Always a positive float should be assigned to C parameter.
kernel: (default: “rbf“) Signifies the kernel selection for SVM Machine Learning Algorithm.
“rbf”: A very popular kernel, which stands for “radial basis function” will be applied.
“linear“: Liner kernel will be used.
“poly“: Polynomial kernel will be used.
“sigmoid”: Sigmoid kernel will be used.
“precomputed“: Pre-computed kernel will be used.
This parameter can also be a callable user-defined function. Kernel matrix will be based on an equal dimension matrix.
degree: (default: 3) If you choose “poly” as your Support Vector Machine kernel, this parameter will denote the degree of your polynomial. It’s irrelevant for other kernels.
gamma: (default: “scale“) When you choose “rbf”, “poly” or “sigmoid” as kernel gamma signifies the kernel coefficient.
“scale“: 1 / (n_features * X.var()) will be the kernel coefficient
“auto“: 1 / n_features will be the kernel coefficient
tol: (default: 0.001) This parameter signifies the tolerance for stopping and it takes float values.
cache_size: (default 200) This parameter can be used to manage thesize of the kernel ‘s cache. It’s unit refers to Megabytes.
Examples:
clf = svm.SVC(kernel='linear')
clf = svm.SVC(C = 0.5)
clf = svm.SVC(kernel='sigmoid', gamma="auto")
clf = svm.SVC(tol = 0.0015)
clf = svm.SVC(cache_size = 1000)
More parameters
More Support Vector Machine Optimization Parameters for fine tuning
More Support Vector Machine Optimization Parameters for fine tuning
Further on, these parameters can be used to fine tune Support Vector Machine Algorithms in Machine Learning applications.
- coef0,
- shrinking
- class_weight,
- verbose,
- max_iter
- decision_function_shape
- break_ties
- random_state
coef0
(default: 0.0)
This parameter only takes a float value and it signifies the coefficient in case poly or sigmoid kernels are used.
verbose
(default: False)
This parameter makes it possible to enable verbosity which is information output that can be displayed during the algorithm execution.
break_ties
(default: False)
False: First class in the tie will be returned.
True: This parameter will be used to break ties.

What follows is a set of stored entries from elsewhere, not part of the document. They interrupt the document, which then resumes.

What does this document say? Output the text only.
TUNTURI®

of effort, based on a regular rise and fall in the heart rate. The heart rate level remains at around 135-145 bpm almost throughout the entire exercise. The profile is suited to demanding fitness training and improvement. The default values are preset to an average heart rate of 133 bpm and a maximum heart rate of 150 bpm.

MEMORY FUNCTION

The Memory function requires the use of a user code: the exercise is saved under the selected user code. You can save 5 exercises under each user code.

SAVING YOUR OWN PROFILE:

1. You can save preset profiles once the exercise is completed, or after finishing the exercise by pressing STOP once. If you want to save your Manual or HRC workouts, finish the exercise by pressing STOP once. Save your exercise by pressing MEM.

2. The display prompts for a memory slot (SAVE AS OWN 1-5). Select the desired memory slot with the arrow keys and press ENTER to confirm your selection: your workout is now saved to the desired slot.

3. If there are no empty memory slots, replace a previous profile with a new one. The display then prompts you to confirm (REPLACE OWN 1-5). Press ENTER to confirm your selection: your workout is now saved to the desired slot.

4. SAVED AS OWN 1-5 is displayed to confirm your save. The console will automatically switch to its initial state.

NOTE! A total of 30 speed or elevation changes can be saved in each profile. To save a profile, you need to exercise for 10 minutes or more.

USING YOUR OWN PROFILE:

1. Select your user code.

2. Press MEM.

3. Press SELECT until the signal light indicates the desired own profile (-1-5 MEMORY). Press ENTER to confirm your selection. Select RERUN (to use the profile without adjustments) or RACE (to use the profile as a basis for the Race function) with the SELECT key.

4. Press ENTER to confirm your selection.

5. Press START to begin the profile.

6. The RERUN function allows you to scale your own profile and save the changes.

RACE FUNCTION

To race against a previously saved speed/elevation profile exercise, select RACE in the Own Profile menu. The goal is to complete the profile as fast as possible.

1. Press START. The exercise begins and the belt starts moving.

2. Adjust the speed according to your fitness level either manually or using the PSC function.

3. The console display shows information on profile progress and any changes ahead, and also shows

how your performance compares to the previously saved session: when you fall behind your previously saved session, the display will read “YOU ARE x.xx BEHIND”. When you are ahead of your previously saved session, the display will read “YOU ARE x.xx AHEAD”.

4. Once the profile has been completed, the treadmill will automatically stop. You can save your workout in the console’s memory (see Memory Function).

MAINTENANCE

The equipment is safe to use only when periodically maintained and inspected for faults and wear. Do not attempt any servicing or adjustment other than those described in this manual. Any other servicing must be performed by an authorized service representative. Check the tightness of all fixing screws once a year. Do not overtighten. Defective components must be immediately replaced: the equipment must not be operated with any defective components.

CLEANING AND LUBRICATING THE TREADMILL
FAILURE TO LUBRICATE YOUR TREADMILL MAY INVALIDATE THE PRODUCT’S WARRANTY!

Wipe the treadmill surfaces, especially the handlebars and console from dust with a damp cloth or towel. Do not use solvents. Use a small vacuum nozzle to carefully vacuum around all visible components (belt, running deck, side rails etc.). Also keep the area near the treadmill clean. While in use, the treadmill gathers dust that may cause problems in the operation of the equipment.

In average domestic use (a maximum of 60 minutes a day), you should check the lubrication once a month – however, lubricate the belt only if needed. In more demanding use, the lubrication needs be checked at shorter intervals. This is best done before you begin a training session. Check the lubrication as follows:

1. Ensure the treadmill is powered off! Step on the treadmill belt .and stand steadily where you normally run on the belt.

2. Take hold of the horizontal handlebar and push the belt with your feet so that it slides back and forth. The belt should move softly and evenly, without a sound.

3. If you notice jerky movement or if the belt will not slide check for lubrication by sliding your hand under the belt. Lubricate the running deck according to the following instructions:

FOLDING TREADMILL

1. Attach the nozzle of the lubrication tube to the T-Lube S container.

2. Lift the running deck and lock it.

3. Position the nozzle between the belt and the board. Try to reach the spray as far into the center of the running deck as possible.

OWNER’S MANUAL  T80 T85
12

Can be computationally expensive.
shrinking
(default: True)
This parameter allows the usage of shrinking heuristic in support vector machines.
max_iter
(default: -1)
This parameter creates a hard limit on solver iterations.
-1: No hard limit
int: Limit will be integer value.
random_state
(default: None)
Provides options for random number generation (in data shuffling during probability estimations).
None: numpy's random number generator will be used.
int: Integer value will be used as seed.
RandomState: RandomState instance will be used as seed.
class_weight
(default: None)
None: All classes will have the same weight of one.
"balanced": y values will be used to adjust weights automatically. (negatively correlated with class frequency in dataset.
dict: Class weight will be assigned based on the dictionary values.
decision_function_shape
(default: "ovr")
This parameter is about the shape of decision function.
"ovr": Stands for "one versus rest". Shape will be: (n_samples, n_classes)
"ovo": Stands for "one versus one". Shape will be: (n_samples, n_classes * (n_classes - 1) / 2). Only used for multi-class strategy and not for binary.